Il faut alors dresser l’inventaire des raisons qui motivent le choix d’un changement : celui de rompre avec l’auto-entrepreneuriat.
Pourquoi rompre avec l’auto-entrepreneuriat ?
La contrainte du plafonnement du chiffre d’affaires
Le plafonnement du chiffre d’affaires constitue l’une des raisons récurrentes qui poussent les micro-entrepreneurs à changer de statut. En effet, le succès peut être au rendez-vous plus vite que prévu. On peut atteindre les plafonds de chiffre d’affaires plus vite que prévu. Dès lors qu’on les dépasse, on perd le bénéfice des avantages fiscaux liés au statut.
L’administration a pourtant réévalué ces seuils à la hausse en 2018 :
- 170 000 euros de chiffre d’affaires pour les activités commerciales et d’hébergement (sauf location de meublé)

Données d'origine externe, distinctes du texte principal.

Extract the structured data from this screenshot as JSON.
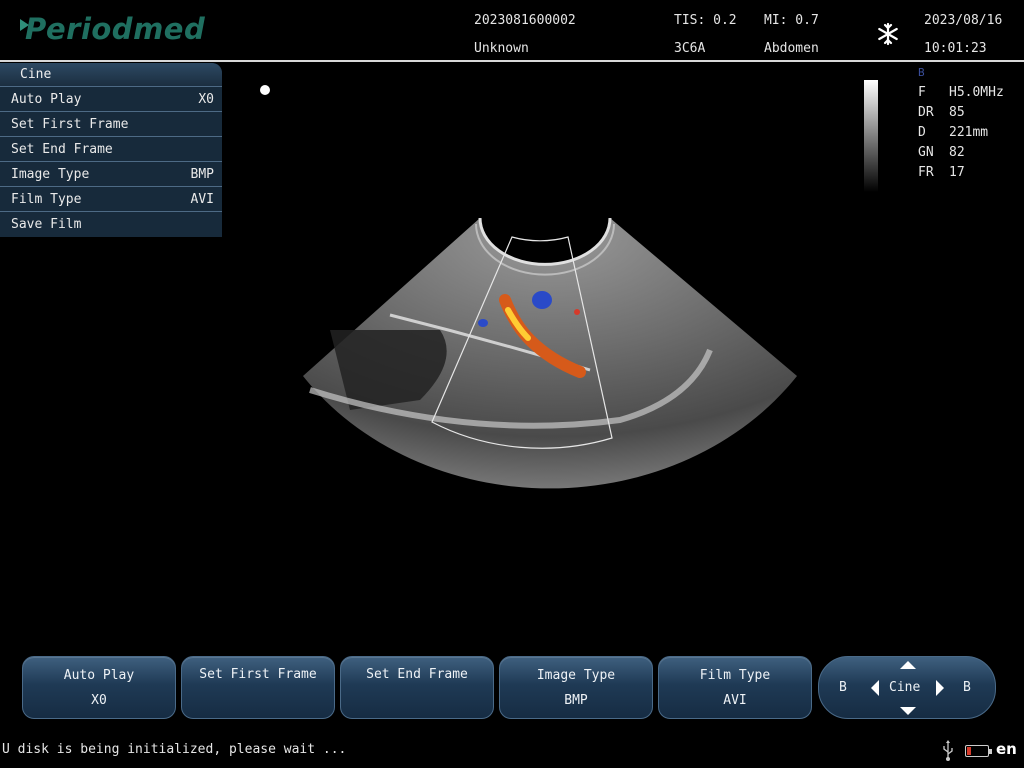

- 70 000 euros de chiffre d’affaires pour les activités de prestation de services (y compris location de meublé), artisanales, libérales et non commerciales.
Le dépassement des seuils
Dès qu’on dépasse le seuil de chiffre d’affaires autorisé, la sentence est irrévocable : le micro-entrepreneur perd immédiatement l’un des avantages-clés de ce statut : l’ACCRE (Aide au Chômeur Créateur ou Repreneur d’Entreprise). Le micro-entrepreneur change alors de statut : il peut poursuivre son activité en tant qu’E.I. (Entreprise Individuelle).
C’est un argument de poids pour prendre une décision radicale : rompre avec l’auto-entrepreneuriat.
Il faut cependant préciser qu’on perd les avantages de l’ACCRE si et seulement si on a dépassé ce plafond de chiffre d’affaires pendant 2 années consécutives. Si on dépasse ce plafond sur une seule année, on ne sera pas pénalisé.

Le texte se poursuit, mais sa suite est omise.